My fellow hairstylists, I want to talk today about our industry and the significant part each one of us play in it. After many educational classes worldwide and intense salon training, I’ve realized that somewhere along the way I starting leaving behind was my sense of my personal creativity and originality. As you already know, after beauty school, there are endless cutting, coloring and styling classes. I believe you are never too old to learn, and it is important for us to keep a fresh perspective. I also believe as hairstylists we have something that no one can teach us: the gift of individuality.
My Personal Experience
Like most hair stylists, when I started my career I wanted to learn how to become a stylist from the inside out without missing a single detail. While being mentored by hairstylists, I paid attention to every detail of their philosophy and personal techniques. The feeling of really understanding what works well for someone else’s success was so liberating. This meant I would stand a chance of being a success in my industry and making a good living. I worked very hard on becoming the best version of what I saw in my mentors. Can you relate? I was rewarded with opportunities I will forever be grateful for, and I was able to build a strong clientele and mentor other hairstylists.
Now something is changing in my approach to my craft and you guessed it—it’s my individuality. This installment is to remind you that you too have something special, something apart from the cutting classes, philosophies and product knowledge. No one can teach you individuality. Our uniqueness is something each of us is born with, and it sometimes gets lost in all the information we must retain.

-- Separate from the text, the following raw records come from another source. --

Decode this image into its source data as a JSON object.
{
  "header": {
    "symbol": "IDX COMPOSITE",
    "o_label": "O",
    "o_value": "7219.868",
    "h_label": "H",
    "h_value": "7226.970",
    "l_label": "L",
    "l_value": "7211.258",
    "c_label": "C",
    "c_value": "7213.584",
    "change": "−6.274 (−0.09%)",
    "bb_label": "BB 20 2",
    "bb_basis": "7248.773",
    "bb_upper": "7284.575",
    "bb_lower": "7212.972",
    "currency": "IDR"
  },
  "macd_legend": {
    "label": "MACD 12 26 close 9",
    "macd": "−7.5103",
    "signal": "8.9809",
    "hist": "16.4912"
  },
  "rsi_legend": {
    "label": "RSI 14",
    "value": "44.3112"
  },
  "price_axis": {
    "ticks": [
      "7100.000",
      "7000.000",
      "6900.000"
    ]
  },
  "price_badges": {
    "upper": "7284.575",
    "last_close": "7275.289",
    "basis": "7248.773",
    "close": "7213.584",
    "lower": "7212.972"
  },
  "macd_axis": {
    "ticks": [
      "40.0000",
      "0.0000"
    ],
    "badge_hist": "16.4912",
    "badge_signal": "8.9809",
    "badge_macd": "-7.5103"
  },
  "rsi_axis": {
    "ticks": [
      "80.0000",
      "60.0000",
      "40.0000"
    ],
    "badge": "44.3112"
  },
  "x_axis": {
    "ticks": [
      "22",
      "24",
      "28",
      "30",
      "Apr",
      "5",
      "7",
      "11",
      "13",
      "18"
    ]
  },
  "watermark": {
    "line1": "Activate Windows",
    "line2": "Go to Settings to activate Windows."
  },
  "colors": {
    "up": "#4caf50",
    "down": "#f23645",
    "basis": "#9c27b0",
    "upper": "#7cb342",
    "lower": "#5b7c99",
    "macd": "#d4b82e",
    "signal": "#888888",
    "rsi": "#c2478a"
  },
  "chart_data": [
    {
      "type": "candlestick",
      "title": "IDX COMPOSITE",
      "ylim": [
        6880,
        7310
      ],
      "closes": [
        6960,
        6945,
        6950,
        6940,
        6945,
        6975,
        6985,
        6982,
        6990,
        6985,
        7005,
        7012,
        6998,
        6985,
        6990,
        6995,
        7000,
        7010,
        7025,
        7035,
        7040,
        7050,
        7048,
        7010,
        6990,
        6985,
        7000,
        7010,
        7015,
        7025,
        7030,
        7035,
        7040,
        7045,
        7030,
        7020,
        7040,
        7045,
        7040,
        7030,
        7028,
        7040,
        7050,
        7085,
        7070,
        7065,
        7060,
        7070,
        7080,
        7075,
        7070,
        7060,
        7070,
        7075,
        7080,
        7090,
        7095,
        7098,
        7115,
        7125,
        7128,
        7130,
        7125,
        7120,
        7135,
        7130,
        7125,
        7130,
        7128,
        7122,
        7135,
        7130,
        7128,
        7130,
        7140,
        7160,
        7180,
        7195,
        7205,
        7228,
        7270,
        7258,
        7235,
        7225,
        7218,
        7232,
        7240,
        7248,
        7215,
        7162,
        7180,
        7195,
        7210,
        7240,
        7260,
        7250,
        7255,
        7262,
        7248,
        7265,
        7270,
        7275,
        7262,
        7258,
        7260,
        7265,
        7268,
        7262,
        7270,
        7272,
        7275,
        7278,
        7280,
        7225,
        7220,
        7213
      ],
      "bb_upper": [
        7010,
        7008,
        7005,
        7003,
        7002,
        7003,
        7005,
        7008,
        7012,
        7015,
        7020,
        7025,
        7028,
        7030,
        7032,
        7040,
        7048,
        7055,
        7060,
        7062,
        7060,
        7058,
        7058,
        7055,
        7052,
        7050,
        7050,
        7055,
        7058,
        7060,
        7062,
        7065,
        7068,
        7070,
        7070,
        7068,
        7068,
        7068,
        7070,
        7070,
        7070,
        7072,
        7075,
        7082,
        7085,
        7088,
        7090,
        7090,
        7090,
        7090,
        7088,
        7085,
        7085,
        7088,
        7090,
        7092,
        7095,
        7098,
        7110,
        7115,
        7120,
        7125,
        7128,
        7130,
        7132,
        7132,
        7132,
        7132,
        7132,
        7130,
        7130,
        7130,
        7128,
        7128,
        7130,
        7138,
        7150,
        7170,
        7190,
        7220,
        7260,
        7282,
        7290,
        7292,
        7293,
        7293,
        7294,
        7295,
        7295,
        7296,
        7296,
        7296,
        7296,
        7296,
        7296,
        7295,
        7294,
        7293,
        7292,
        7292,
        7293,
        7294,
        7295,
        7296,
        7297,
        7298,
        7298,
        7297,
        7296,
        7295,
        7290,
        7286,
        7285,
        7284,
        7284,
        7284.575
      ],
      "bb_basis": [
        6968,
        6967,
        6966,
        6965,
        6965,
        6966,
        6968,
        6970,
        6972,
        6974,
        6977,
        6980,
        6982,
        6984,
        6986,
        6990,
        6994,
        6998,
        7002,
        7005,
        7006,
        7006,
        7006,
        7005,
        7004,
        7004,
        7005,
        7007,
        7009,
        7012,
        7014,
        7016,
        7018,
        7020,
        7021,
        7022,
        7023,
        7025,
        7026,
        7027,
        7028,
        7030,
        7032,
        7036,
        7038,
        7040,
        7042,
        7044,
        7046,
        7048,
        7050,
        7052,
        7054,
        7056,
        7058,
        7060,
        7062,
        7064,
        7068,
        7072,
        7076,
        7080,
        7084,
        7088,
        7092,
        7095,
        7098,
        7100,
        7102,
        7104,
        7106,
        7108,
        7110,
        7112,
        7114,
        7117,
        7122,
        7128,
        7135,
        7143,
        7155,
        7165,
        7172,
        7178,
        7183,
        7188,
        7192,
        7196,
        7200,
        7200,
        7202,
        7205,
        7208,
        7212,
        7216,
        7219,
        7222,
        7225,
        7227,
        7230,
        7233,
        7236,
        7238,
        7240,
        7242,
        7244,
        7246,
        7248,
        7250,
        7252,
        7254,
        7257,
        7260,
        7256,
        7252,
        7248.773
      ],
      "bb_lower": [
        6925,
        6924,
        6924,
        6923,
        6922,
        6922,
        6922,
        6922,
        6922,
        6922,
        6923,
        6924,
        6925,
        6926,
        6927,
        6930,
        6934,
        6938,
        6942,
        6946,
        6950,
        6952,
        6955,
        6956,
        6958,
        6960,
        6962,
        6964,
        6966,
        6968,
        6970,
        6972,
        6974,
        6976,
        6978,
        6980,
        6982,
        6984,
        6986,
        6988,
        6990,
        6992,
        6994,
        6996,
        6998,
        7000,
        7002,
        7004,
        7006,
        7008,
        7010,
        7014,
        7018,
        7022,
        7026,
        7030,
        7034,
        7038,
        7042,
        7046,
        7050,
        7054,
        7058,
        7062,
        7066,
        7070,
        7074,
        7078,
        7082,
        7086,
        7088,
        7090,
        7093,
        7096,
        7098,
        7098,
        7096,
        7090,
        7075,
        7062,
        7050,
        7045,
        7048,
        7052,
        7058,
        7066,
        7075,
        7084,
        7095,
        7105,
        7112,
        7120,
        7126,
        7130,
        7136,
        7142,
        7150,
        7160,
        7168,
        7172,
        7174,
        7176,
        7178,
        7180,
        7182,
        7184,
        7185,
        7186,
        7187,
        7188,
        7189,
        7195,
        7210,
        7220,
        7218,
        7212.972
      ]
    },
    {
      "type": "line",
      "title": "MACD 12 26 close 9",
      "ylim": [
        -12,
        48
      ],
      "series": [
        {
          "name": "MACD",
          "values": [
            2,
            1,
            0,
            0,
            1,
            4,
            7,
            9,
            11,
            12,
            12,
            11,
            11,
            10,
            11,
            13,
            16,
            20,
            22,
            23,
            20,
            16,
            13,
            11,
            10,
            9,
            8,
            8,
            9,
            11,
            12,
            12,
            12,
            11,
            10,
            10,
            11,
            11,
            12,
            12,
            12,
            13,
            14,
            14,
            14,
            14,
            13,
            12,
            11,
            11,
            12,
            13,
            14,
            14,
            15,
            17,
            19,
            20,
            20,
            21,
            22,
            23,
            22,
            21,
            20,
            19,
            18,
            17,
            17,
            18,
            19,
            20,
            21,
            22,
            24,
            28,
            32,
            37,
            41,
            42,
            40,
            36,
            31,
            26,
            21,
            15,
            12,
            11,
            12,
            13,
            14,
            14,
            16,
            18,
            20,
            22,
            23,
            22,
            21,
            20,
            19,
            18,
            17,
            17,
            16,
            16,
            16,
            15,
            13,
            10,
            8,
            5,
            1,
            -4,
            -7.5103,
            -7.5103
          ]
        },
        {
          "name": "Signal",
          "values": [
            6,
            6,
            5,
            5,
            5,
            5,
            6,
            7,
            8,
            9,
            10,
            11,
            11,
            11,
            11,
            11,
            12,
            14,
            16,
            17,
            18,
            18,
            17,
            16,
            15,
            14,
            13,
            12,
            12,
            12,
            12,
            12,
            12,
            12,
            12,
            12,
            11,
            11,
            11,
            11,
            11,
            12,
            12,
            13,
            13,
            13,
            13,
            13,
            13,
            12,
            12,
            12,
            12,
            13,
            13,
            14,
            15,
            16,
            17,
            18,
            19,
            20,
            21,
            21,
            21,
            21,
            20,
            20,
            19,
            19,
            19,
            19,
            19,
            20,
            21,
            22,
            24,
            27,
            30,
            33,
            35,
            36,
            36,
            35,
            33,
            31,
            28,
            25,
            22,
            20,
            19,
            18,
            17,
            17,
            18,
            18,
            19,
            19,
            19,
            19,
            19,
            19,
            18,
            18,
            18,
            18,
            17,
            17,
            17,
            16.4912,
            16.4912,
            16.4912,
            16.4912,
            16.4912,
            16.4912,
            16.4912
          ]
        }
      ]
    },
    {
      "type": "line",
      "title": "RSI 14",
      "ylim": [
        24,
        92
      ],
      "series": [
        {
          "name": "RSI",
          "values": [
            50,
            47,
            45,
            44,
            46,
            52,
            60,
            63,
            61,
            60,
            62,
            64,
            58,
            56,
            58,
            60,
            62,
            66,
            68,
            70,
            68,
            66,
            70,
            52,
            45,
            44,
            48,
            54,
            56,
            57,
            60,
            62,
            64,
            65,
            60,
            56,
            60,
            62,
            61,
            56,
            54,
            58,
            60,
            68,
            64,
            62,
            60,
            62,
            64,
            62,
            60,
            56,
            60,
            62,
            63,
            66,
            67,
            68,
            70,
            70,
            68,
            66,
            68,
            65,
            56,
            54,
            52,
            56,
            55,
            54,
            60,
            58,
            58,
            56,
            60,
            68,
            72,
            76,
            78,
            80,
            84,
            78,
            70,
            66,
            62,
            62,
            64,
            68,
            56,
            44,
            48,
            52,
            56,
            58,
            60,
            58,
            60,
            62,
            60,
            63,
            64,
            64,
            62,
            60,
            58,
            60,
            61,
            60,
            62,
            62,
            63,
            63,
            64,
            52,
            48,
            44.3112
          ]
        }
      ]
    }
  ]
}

Apart from learning from others, I spend a lot of time thinking of what “defines my style as a hairstylist?” If asked what my specialty is, what would be my answer be? How do I set myself apart from other hairstylists, in my salon, my town, even my city? Am I becoming a salon robot with my focus working as fast as I can or selling as much product as I can? Remember when we first went to beauty school and we were afraid, but not knowing also gave us the “just go for it” attitude? Well, that’s exactly what I am talking about, taking chances in a safe environment will only allow you to break out of the mold we sometimes find ourselves in after years of being in the industry.
Tips on How to Become Stylist
Here are some helpful tips on how you should move forward in re-discovering the old-new you:
1. First you need to dedicate a certain amount of time per week to your craft out of the salon. This time can be at home in private where you can have time to work on all the ideas you may have had where cutting, coloring or styling is concerned. Separate yourself from the everyday “salon robot.”
2. Purchase a long hair mannequin with a tall tripod mannequin stand to work on.
3. Start recruiting friends and family as your personal models for cuts and coloring.
4. The most important thing to keep in mind is if we keep doing the same cuts, styles and colors the results are going to be the same. Dare yourself to take chances in a safe environment.
This may not be for everyone. There are some of us who call ourselves hair burners. If that is where your head is at, then I urge you to think differently. We make people feel and look beautiful. Thankfully, we can support ourselves and our families with this amazing craft so be proud and be the best…always.